As we approached the center of Antigua, paved roadway turned to cobblestone streets and I got my first quick look at local businesses – restaurants, small hotels, a gym, a sushi bar, a gas station, a local market stocked floor to ceiling with provisions of daily living – in this quant and cosmopolitan small city of 31,000 (source: I spent the entire drive chatting with two American Peace Corps Volunteers (PCV’s) both of whom were returning from holiday visits home – Alicia Swift from Oregon and Aliyya Shelley from the San Francisco Bay area. Both know Jessica Momberg, PfS’s Director of Rural Operations, a former PCV herself. Alicia talked of her work in the Peace Corps Healthy Schools Program evaluating and monitoring the delivery of curriculum in Guatemalan elementary schools that introduces concepts of everyday best health care practices to school children in rural communities. She also spoke about her familiarity with international volunteer engineer missions working to improve access to affordable, accessible water. Aliyya, a third year PCV, now supports the work of over 30 first and second year volunteers who work with teenage girls and young women to promote behaviors and decision making that create economic opportunity and sustainable family planning. Alicia, a graduate of the University of Oregon, reflected on how her experience in the Peace Corps and rural Guatemala was challenging her to grow personally and professionally, reminding me of the early years of my own career working in a shelter for homeless adults in Washington, DC in the mid 1980’s. Their lives and career choices deeply impacted by the work in Guatemala, both talked about their plans to pursue degrees in public health or a similar field.
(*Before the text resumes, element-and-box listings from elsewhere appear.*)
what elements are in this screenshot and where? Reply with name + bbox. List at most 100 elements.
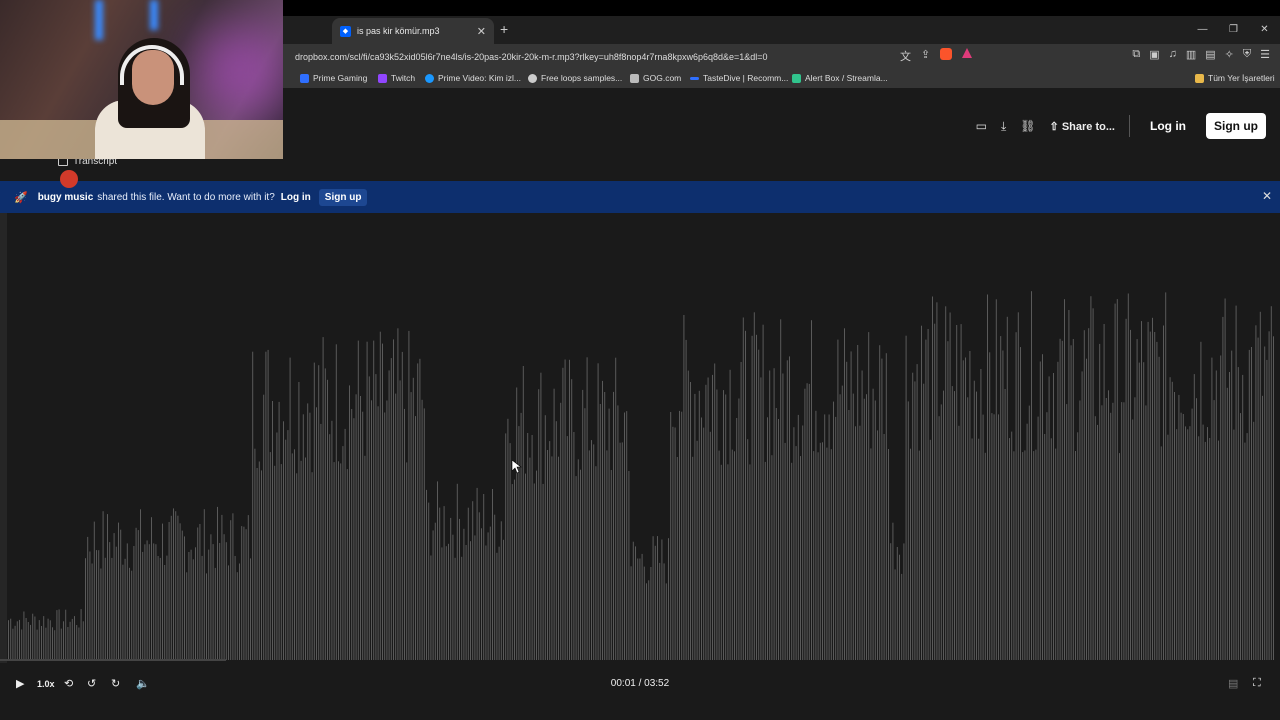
screen: ◆ is pas kir kömür.mp3 ✕ + — ❐ ✕ dropbox… — [0, 0, 1280, 720]
waveform-bar — [976, 391, 977, 660]
waveform-bar — [903, 543, 905, 660]
all-bookmarks[interactable]: Tüm Yer İşaretleri — [1195, 73, 1275, 83]
new-tab-icon[interactable]: + — [500, 21, 508, 37]
vpn-icon[interactable]: ⛨ — [1243, 48, 1251, 61]
screenshot-icon[interactable]: ▣ — [1149, 48, 1159, 61]
share-button[interactable]: ⇧ Share to... — [1050, 120, 1115, 133]
waveform-bar — [868, 332, 870, 660]
bookmark-tastedive[interactable]: TasteDive | Recomm... — [690, 73, 788, 83]
waveform-bar — [1136, 339, 1138, 660]
waveform-bar — [998, 414, 999, 660]
banner-signup-button[interactable]: Sign up — [318, 188, 368, 206]
waveform-bar — [419, 358, 421, 660]
waveform-bar — [641, 553, 643, 660]
waveform-bar — [1130, 329, 1131, 660]
bookmark-free-loops[interactable]: Free loops samples... — [528, 73, 622, 83]
waveform-bar — [1081, 371, 1083, 660]
waveform-bar — [610, 470, 612, 660]
waveform-bar — [943, 390, 944, 660]
waveform-bar — [71, 618, 73, 660]
banner-login-button[interactable]: Log in — [281, 192, 311, 203]
comment-icon[interactable]: ▭ — [976, 119, 987, 133]
prime-gaming-icon — [300, 73, 309, 83]
waveform-bar — [1149, 331, 1151, 660]
waveform-bar — [1026, 423, 1028, 660]
minimize-icon[interactable]: — — [1187, 16, 1218, 44]
progress-bar[interactable] — [0, 659, 226, 661]
close-window-icon[interactable]: ✕ — [1249, 16, 1280, 44]
waveform-bar — [368, 376, 370, 660]
translate-icon[interactable]: 文 — [900, 48, 911, 64]
waveform[interactable] — [0, 213, 1280, 663]
address-bar[interactable]: dropbox.com/scl/fi/ca93k52xid05l6r7ne4ls… — [290, 47, 990, 67]
bookmark-label: TasteDive | Recomm... — [703, 73, 789, 83]
bookmark-alert-box[interactable]: Alert Box / Streamla... — [792, 73, 888, 83]
waveform-bar — [683, 315, 685, 660]
close-tab-icon[interactable]: ✕ — [477, 25, 486, 38]
waveform-bar — [795, 446, 797, 660]
close-banner-icon[interactable]: ✕ — [1262, 189, 1272, 203]
wallet-icon[interactable]: ▤ — [1205, 48, 1215, 61]
waveform-bar — [536, 470, 537, 660]
download-icon[interactable]: ⤓ — [1001, 119, 1006, 134]
waveform-bar — [833, 401, 834, 660]
waveform-bar — [287, 430, 289, 660]
menu-icon[interactable]: ☰ — [1260, 48, 1270, 61]
waveform-bar — [1048, 376, 1050, 660]
waveform-bar — [461, 556, 463, 660]
waveform-bar — [1125, 318, 1127, 660]
waveform-bar — [857, 345, 859, 660]
waveform-bar — [619, 442, 621, 660]
bookmark-twitch[interactable]: Twitch — [378, 73, 415, 83]
waveform-bar — [173, 508, 174, 660]
waveform-bar — [797, 414, 799, 660]
waveform-bar — [190, 549, 192, 660]
waveform-bar — [709, 431, 711, 660]
waveform-bar — [540, 372, 542, 660]
waveform-bar — [1218, 440, 1219, 660]
waveform-bar — [76, 625, 78, 660]
waveform-bar — [19, 619, 20, 660]
waveform-bar — [778, 419, 779, 660]
brave-shield-icon[interactable] — [940, 48, 953, 60]
link-icon[interactable]: ⛓ — [1020, 119, 1035, 133]
fullscreen-icon[interactable]: ⛶ — [1253, 677, 1261, 690]
waveform-bar — [60, 628, 62, 660]
waveform-bar — [362, 411, 364, 660]
browser-tab[interactable]: ◆ is pas kir kömür.mp3 ✕ — [332, 18, 494, 44]
bookmark-gog[interactable]: GOG.com — [630, 73, 681, 83]
waveform-bar — [661, 539, 663, 660]
waveform-bar — [223, 534, 225, 660]
waveform-bar — [184, 536, 185, 660]
waveform-bar — [577, 459, 579, 660]
signup-button[interactable]: Sign up — [1206, 113, 1266, 139]
waveform-bar — [1235, 305, 1237, 660]
waveform-bar — [969, 351, 971, 660]
waveform-bar — [1132, 419, 1134, 660]
waveform-bar — [674, 427, 676, 660]
captions-icon[interactable]: ▤ — [1228, 677, 1238, 690]
login-button[interactable]: Log in — [1144, 114, 1192, 138]
tastedive-icon — [690, 76, 699, 80]
waveform-bar — [571, 379, 573, 660]
dropbox-icon: ◆ — [340, 25, 351, 37]
waveform-bar — [395, 393, 397, 660]
waveform-bar — [441, 547, 443, 660]
waveform-bar — [624, 412, 625, 660]
waveform-bar — [753, 312, 755, 660]
waveform-bar — [705, 384, 707, 660]
bookmark-prime-gaming[interactable]: Prime Gaming — [300, 73, 367, 83]
extensions-icon[interactable]: ⧉ — [1132, 48, 1140, 61]
ai-icon[interactable]: ✧ — [1225, 48, 1234, 61]
sidebar-icon[interactable]: ▥ — [1186, 48, 1196, 61]
music-icon[interactable]: ♫ — [1169, 48, 1177, 61]
waveform-bar — [813, 451, 815, 660]
waveform-bar — [426, 489, 427, 660]
waveform-bar — [927, 329, 929, 660]
bookmark-prime-video[interactable]: Prime Video: Kim izl... — [425, 73, 521, 83]
waveform-bar — [1055, 448, 1057, 660]
restore-icon[interactable]: ❐ — [1218, 16, 1249, 44]
share-page-icon[interactable]: ⇪ — [921, 48, 930, 64]
all-bookmarks-label: Tüm Yer İşaretleri — [1208, 73, 1275, 83]
brave-rewards-icon[interactable] — [962, 48, 973, 58]
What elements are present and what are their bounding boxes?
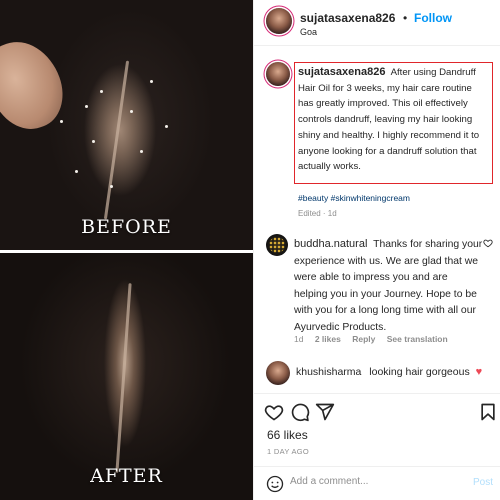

Finally, a few minutes before 10 pm, Jorge dropped us and our luggage at the Peterson’s home in Antigua. Just before the van departed with the remaining passengers, Aliyya generously advised me on a suitable route for my Thursday morning constitutional run. At the house, we settled in, Frank orderly arranged the medical supplies we’d brought and, after a quick snack, we said good night and called it a day.

Memories of the journey and the conversations I’d had throughout the day, great wonder about what beauties and treasures that sunrise will reveal, and anticipation for the 8:30 am staff meeting and the new introductions it will offer are the thoughts crowding my mind at the close of this exciting day. During our layover in Dallas, I learned that a last minute glitch was threatening to disrupt our long planned and painstakingly arranged training of Guatemalan Ministry of Health nurses later this week in Fray Bartolomé de las Casas. Trouble shooting? Brainstorming improvisational solutions? Adjusting expectations for this important effort to detect and treat cervical cancer. Which blend of these activities will greet me in the morning? (Brian Carome is Director of US Operations at Partner for Surgery, a not-for-profit organization based in McLean, VA and operating in Guatemala. He will be writing here about his visit to Guatemala through January 12th.)